Trovo che corsa e filosofia siano un ottimo abbinamento e questo non è il primo libro di un filosofo che vi segnalo (“Correre con il branco”).
Anche in questo caso si tratta di brevi racconti o riflessioni sulla corsa, non casualmente ‘quarantadue capitoli e qualche centinaia di parole’, da parte di uno che corre abitualmente e ha esperito anche varie maratone, pertanto diciamo che sa di che sta parlando.
Ovviamente non tutto il libro è allo stesso livello ma ci sono riflessioni e spunti che ho trovato interessanti.

Si parte dalla diffidenza nei confronti della corsa di Descartes che nel suo “Discorsi sul metodo” afferma che “coloro che non camminano troppo velocemente possono avanzare molto di più, se seguono sempre il dritto cammino cosa che non fanno coloro che corrono e che se ne allontanano”. Ovviamente il nostro è in disaccordo e cerca invece di figurarsi una filosofia non tanto della corsa ma in corsa: che cosa si esprime nel corpo in moto? Quale visione del mondo si ha durante la corsa? Queste domande il corridore le sente come degli stati del corpo. In alcuni casi non se le deve porre dopo aver corso ma proprio mentre corre. Si tratta di pensare nel movimento stesso.

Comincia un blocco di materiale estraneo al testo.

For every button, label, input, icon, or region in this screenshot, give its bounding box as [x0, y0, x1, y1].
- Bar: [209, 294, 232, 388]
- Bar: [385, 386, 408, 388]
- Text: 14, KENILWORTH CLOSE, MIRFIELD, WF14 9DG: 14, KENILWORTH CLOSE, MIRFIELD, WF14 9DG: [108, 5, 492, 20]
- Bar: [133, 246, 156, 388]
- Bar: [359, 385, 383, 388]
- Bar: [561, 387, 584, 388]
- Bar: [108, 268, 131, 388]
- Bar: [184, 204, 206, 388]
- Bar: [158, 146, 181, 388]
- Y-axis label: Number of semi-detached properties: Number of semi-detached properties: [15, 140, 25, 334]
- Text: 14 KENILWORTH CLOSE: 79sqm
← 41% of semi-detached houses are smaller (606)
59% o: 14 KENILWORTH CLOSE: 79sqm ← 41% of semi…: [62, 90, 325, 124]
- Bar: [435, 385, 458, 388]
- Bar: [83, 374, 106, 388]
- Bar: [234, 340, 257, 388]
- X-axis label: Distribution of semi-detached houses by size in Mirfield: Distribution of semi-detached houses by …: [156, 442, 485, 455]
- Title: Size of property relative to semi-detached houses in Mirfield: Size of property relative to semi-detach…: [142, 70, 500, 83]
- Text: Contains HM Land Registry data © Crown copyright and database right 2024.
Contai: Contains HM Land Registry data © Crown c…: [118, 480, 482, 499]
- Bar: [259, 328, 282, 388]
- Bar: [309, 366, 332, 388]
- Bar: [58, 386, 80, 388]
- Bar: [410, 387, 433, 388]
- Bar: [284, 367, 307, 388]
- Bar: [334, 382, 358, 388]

Ovviamente quella cui si riferisce Le Blanc è una filosofia non professionale, il suo è un filosofo amatore che corre tutte le domeniche e che non è sottomesso alle stesse limitazioni di dover costruire dei pensieri strutturati, sistematici. Il corridore-filosofo inventa le idee di cui ha bisogno per la distanza che sta correndo o meglio sono le idee che gli vengono in mente che gli permettono di popolare la sua solitudine, a meno che non circolino liberamente durante le discussioni con altri corridori.
Poi però l’autore si rende conto che la distinzione tra filosofia professionale e amatoriale del corridore è falsa dato che molte dellle cose che lui stesso scrive nei suoi saggi filosofici sono passate attraverso quel “laboratorio mobile delle idee”... Correre consiste dunque nell’inventare dei pensieri sulla corsa alcuni dei quali potranno sopravvivere alla corsa stessa. Al medico-filosofo di Nietzsche, il nostro affianca il corridore-filosofo che rivendichi un’arte di pensare a 12km/h...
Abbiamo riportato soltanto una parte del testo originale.